Nope, that was not in The Onion, it’s right here in the January 10, 2016 journal Progress in Human Geography.

This is the fruit of a $412,930 grant to researchers at The University of Oregon.  To be fair, GAWKER points out that this money, granted in 2013, covered the author Mark Carey’s other work on glaciers as well. Money well spent.

Spoiler Alert:  Here are some tidbits from “Section VII Conclusions”:

Ice is not just ice. The dominant way Western societies understand it through the science of glaciology is not a neutral representation of nature. The feminist glaciology framework draws attention to those who dominate and frame the production of glaciological knowledge, the gendered discourses of science and knowledge, and the ways in which colonial, military, and geopolitical domination co-constitute glaciological knowledge. Even in a globalized age where the place of women and indigenous people has improved markedly in some parts of the world, masculinist discourses continue to dominate, in subtle and determinative ways. Feminist glaciology advocates for a shift of preoccupations in research, policy, and public perceptions from the physical and seemingly natural, to a broader consideration of ‘cryoscapes’, the human, and the insights and potentials of alternative ice narratives and folk glaciologies.

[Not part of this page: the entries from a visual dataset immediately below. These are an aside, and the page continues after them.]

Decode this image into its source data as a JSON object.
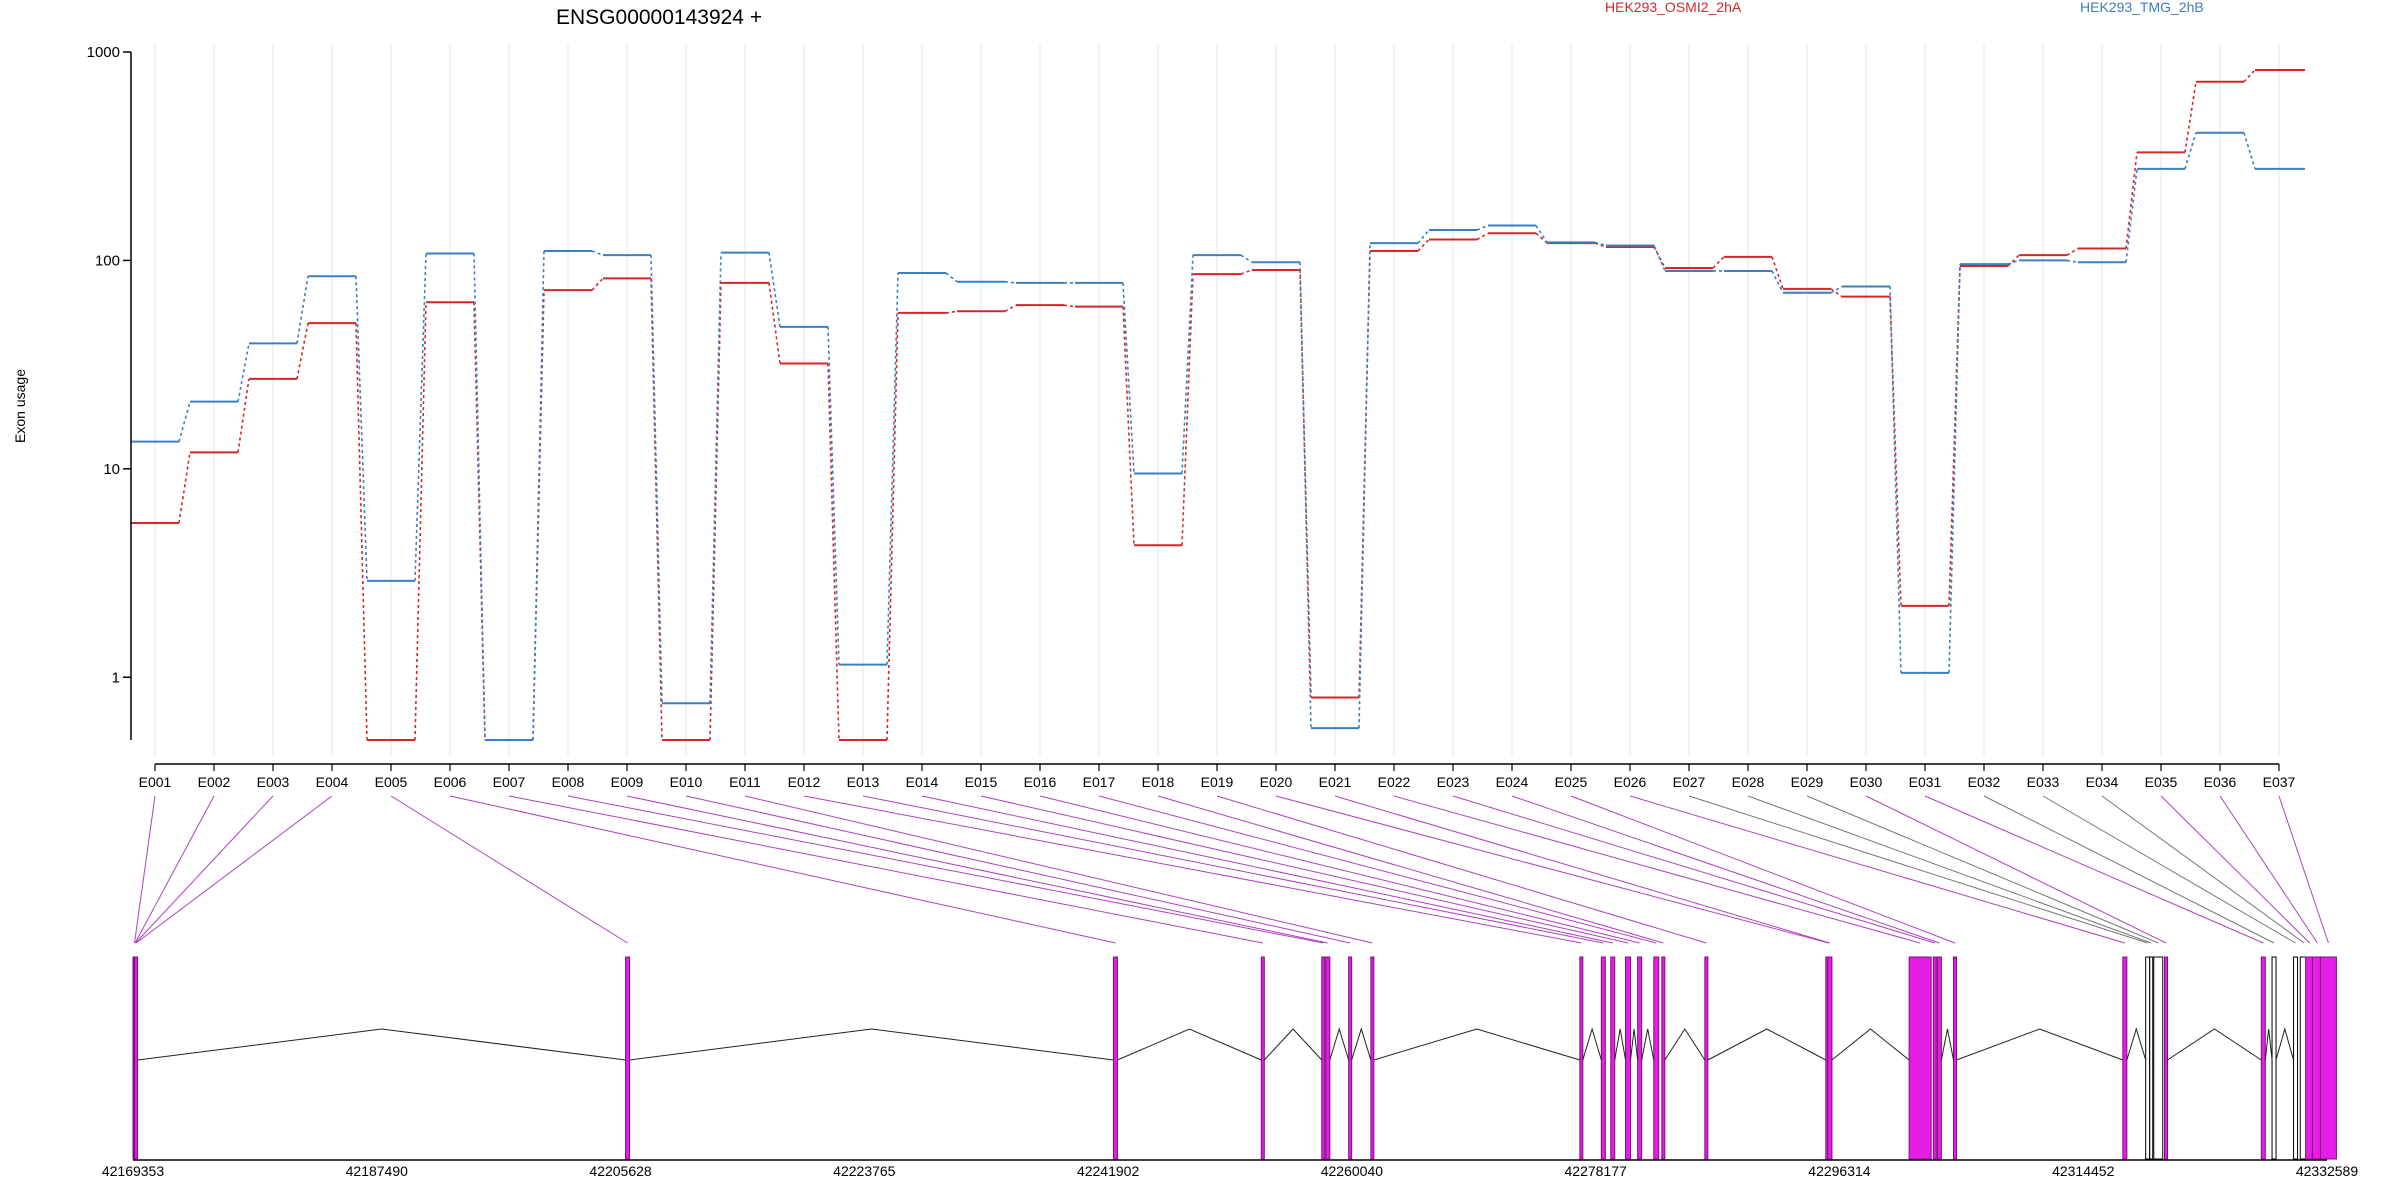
{
  "chart_data": {
    "type": "line",
    "title": "ENSG00000143924 +",
    "xlabel": "",
    "ylabel": "Exon usage",
    "y_scale": "log",
    "ylim": [
      0.5,
      1000
    ],
    "y_ticks": [
      {
        "value": 1000,
        "label": "1000"
      },
      {
        "value": 100,
        "label": "100"
      },
      {
        "value": 10,
        "label": "10"
      },
      {
        "value": 1,
        "label": "1"
      }
    ],
    "categories": [
      "E001",
      "E002",
      "E003",
      "E004",
      "E005",
      "E006",
      "E007",
      "E008",
      "E009",
      "E010",
      "E011",
      "E012",
      "E013",
      "E014",
      "E015",
      "E016",
      "E017",
      "E018",
      "E019",
      "E020",
      "E021",
      "E022",
      "E023",
      "E024",
      "E025",
      "E026",
      "E027",
      "E028",
      "E029",
      "E030",
      "E031",
      "E032",
      "E033",
      "E034",
      "E035",
      "E036",
      "E037"
    ],
    "series": [
      {
        "name": "HEK293_OSMI2_2hA",
        "color": "#d62728",
        "values": [
          5.5,
          12,
          27,
          50,
          0.5,
          63,
          0.5,
          72,
          82,
          0.5,
          78,
          32,
          0.5,
          56,
          57,
          61,
          60,
          4.3,
          86,
          90,
          0.8,
          111,
          126,
          135,
          121,
          116,
          92,
          104,
          73,
          67,
          2.2,
          94,
          106,
          114,
          330,
          720,
          820
        ]
      },
      {
        "name": "HEK293_TMG_2hB",
        "color": "#3a7fc1",
        "values": [
          13.5,
          21,
          40,
          84,
          2.9,
          108,
          0.5,
          111,
          106,
          0.75,
          109,
          48,
          1.15,
          87,
          79,
          78,
          78,
          9.5,
          106,
          98,
          0.57,
          121,
          140,
          147,
          122,
          118,
          89,
          89,
          70,
          75,
          1.05,
          96,
          100,
          98,
          275,
          410,
          275
        ]
      }
    ],
    "legend_placement": "top-right",
    "grid": "vertical-only",
    "gene_model": {
      "coord_ticks": [
        "42169353",
        "42187490",
        "42205628",
        "42223765",
        "42241902",
        "42260040",
        "42278177",
        "42296314",
        "42314452",
        "42332589"
      ],
      "coord_start": 42169353,
      "coord_end": 42332589,
      "exon_coords": [
        42169353,
        42169400,
        42169430,
        42169470,
        42206000,
        42242300,
        42253300,
        42257800,
        42258100,
        42259800,
        42261450,
        42277000,
        42278600,
        42279300,
        42280400,
        42281300,
        42282500,
        42283100,
        42286300,
        42295300,
        42295450,
        42301500,
        42303300,
        42303600,
        42304800,
        42317400,
        42319100,
        42319400,
        42319700,
        42320500,
        42327700,
        42328500,
        42330100,
        42330600,
        42331000,
        42331500,
        42332100
      ],
      "highlighted_exons": [
        "E001",
        "E002",
        "E003",
        "E004",
        "E005",
        "E006",
        "E007",
        "E008",
        "E009",
        "E010",
        "E011",
        "E012",
        "E013",
        "E014",
        "E015",
        "E016",
        "E017",
        "E018",
        "E019",
        "E020",
        "E021",
        "E022",
        "E023",
        "E024",
        "E025",
        "E026",
        "E030",
        "E031",
        "E035",
        "E036",
        "E037"
      ]
    }
  }
}
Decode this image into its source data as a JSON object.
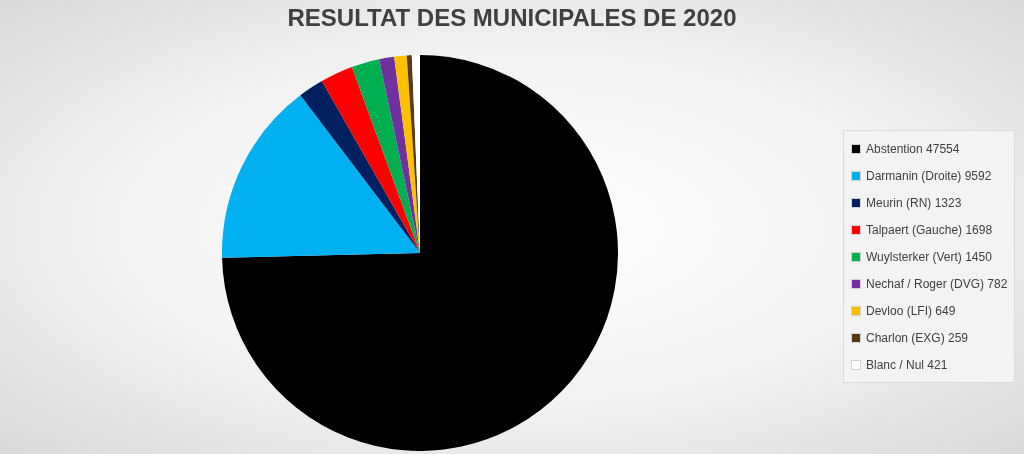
{
  "chart_data": {
    "type": "pie",
    "title": "RESULTAT DES MUNICIPALES DE 2020",
    "categories": [
      "Abstention 47554",
      "Darmanin (Droite) 9592",
      "Meurin (RN) 1323",
      "Talpaert (Gauche) 1698",
      "Wuylsterker (Vert) 1450",
      "Nechaf / Roger (DVG) 782",
      "Devloo (LFI) 649",
      "Charlon (EXG) 259",
      "Blanc / Nul 421"
    ],
    "values": [
      47554,
      9592,
      1323,
      1698,
      1450,
      782,
      649,
      259,
      421
    ],
    "colors": [
      "#000000",
      "#00b0f0",
      "#002060",
      "#ff0000",
      "#00b050",
      "#7030a0",
      "#ffc000",
      "#5b3a16",
      "#ffffff"
    ],
    "legend": "right"
  }
}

The critique and framework outlined here illuminate experiences and narratives that emerged historically but remain potent today. Public discourse on the cryosphere continues to privilege, quite explicitly, manly endeavours and adventures in the field, and those who conduct their science in the manner of masculinist glaciologists and other field scientists of decades and centuries past. . .

The call for a feminist glaciology is not limited to ice and glaciers, but is a larger intervention into global environmental change (and especially climate change) research and policy.